Solaro as federale of Turin

 On 19 July 1944 Solaro assumed command of the newly founded 1st Black Brigade "Ather Capelli" of Turin (one of the largest Black Brigades, with some 2,000 members), which on 20 April 1945 he led in an attack on the town of Chieri, which was sacked and set ablaze, with twenty-five inhabitants taken as hostages. On April 23, 1945, Solaro was promoted to Regional Inspector of the Black Brigades, while Mario Pavia replaced him as federal secretary of the PFR. The collapse of the Italian Social Republic was however imminent, and the city's military leaders, headed by General Enrico Adami Rossi, decided to leave Turin and retreat towards the Valtellina, while Solaro tried in vain to persuade them to stay. Probably underestimating the actual strength of the partisan movement, Solaro argued the need to oppose at least a symbolic resistance in the city, and organized franc-tireur groups tasked with countering the entrance of the partisans into the city with the aim of "making Turin an Alcazar" and resist until the arrival of the Allied forces.

On the morning of April 26, Solaro ordered the withdrawal from the Bank of Italy of a sum sufficient to pay the overdue wages of all soldiers. Finding it closed, he went instead to the Cassa di Risparmio where, having obtained a refusal from the director, he broke down the gate with an armored vehicle and withdrew seventeen and a half million lire.

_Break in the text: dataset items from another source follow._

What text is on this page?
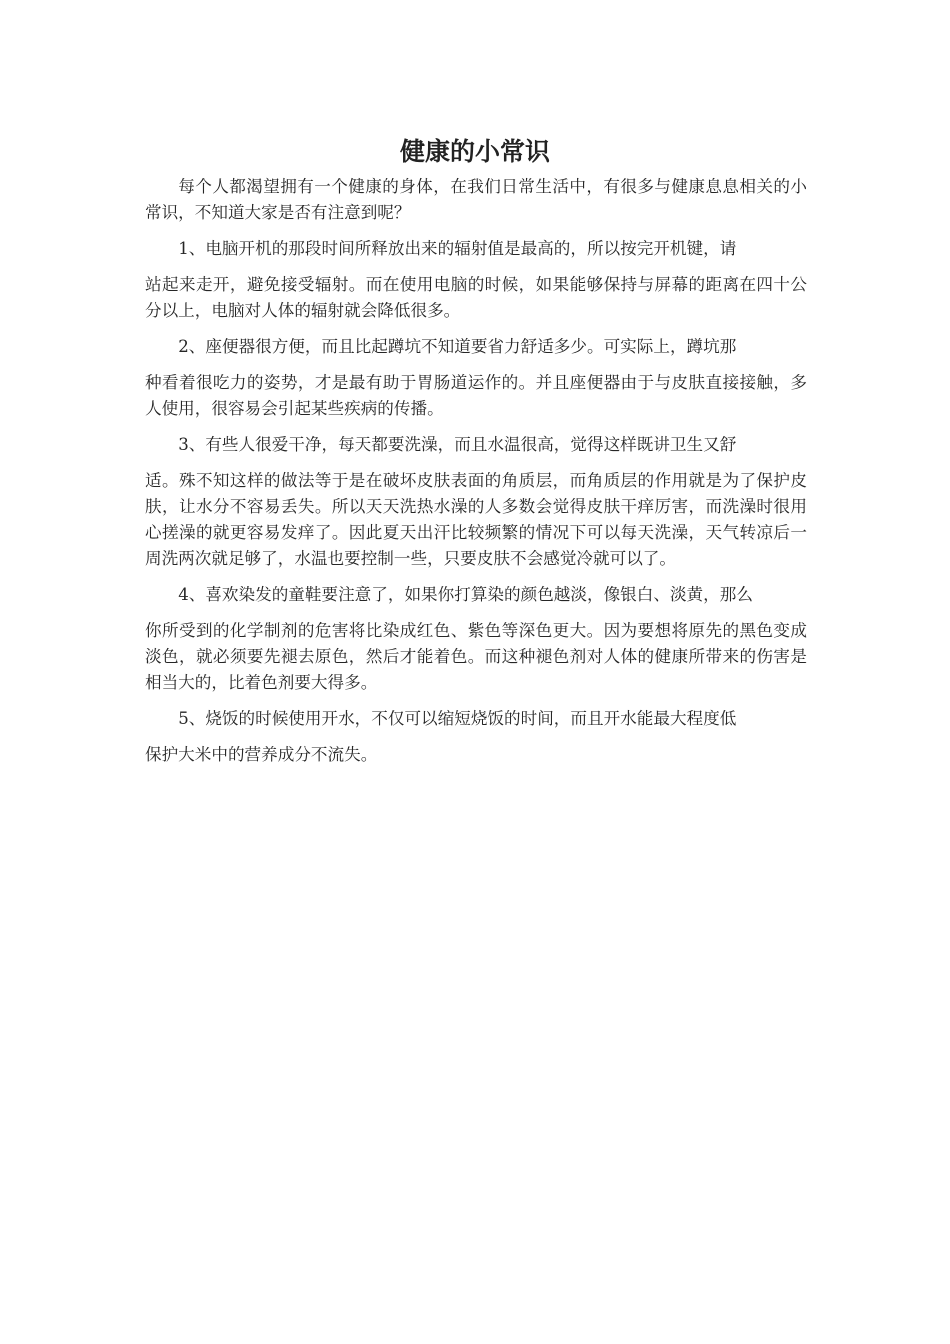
健康的小常识

每个人都渴望拥有一个健康的身体，在我们日常生活中，有很多与健康息息相关的小常识，不知道大家是否有注意到呢？

1、电脑开机的那段时间所释放出来的辐射值是最高的，所以按完开机键，请
站起来走开，避免接受辐射。而在使用电脑的时候，如果能够保持与屏幕的距离在四十公分以上，电脑对人体的辐射就会降低很多。

2、座便器很方便，而且比起蹲坑不知道要省力舒适多少。可实际上，蹲坑那
种看着很吃力的姿势，才是最有助于胃肠道运作的。并且座便器由于与皮肤直接接触，多人使用，很容易会引起某些疾病的传播。

3、有些人很爱干净，每天都要洗澡，而且水温很高，觉得这样既讲卫生又舒
适。殊不知这样的做法等于是在破坏皮肤表面的角质层，而角质层的作用就是为了保护皮肤，让水分不容易丢失。所以天天洗热水澡的人多数会觉得皮肤干痒厉害，而洗澡时很用心搓澡的就更容易发痒了。因此夏天出汗比较频繁的情况下可以每天洗澡，天气转凉后一周洗两次就足够了，水温也要控制一些，只要皮肤不会感觉冷就可以了。

4、喜欢染发的童鞋要注意了，如果你打算染的颜色越淡，像银白、淡黄，那么
你所受到的化学制剂的危害将比染成红色、紫色等深色更大。因为要想将原先的黑色变成淡色，就必须要先褪去原色，然后才能着色。而这种褪色剂对人体的健康所带来的伤害是相当大的，比着色剂要大得多。

5、烧饭的时候使用开水，不仅可以缩短烧饭的时间，而且开水能最大程度低
保护大米中的营养成分不流失。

After the departure of ENR troops, which rendered all plans to defend the city unfeasible, in the morning of the April 27 Solaro demobilized the Black Brigades and handed them all the money withdrawn in the morning as a demobilization bonus. He refused to join the departing ENR column and hid in the cellars of the local agricultural consortium with three of his followers, but in the morning of 28 April they were discovered and captured by a partisan squad. Despite the demobilization of the Black Brigade of Turin, some groups of franc-tireurs still enacted the planned last-ditch defense of the city, sniping on the partisans and killing about three hundred people.

After being recognized, Solaro was interrogated by the partisans; according to Communist leaders Giorgio Amendola and Osvaldo Negarville, he denied being a Fascist, claimed to have Communist sympathies and tried to shift responsibility for his actions to other Fascist leaders. In the morning of 29 April he was summarily tried and sentenced to death by a partisan court. After writing a last letter to his wife, (Note: "Dear Tina, before I die, I express all my love and devotion to you. I have been honest all my life and honest I die for an idea. May it help Italy on the way to redemption and reconstruction. Remember me and love me, as I have always loved Italy. Dear Tina, long live free Italy, long live the Duce! Your Peppino.") Solaro was hanged from a tree in Corso Vinzaglio, in the same spot where nine months earlier four partisans had been hanged in retaliation for the wounding of an RSI officer. He had to be hanged twice, as the branch of the tree broke on the first attempt. His body was carried through the streets of Turin and then thrown into the Po river from the Isabella Bridge.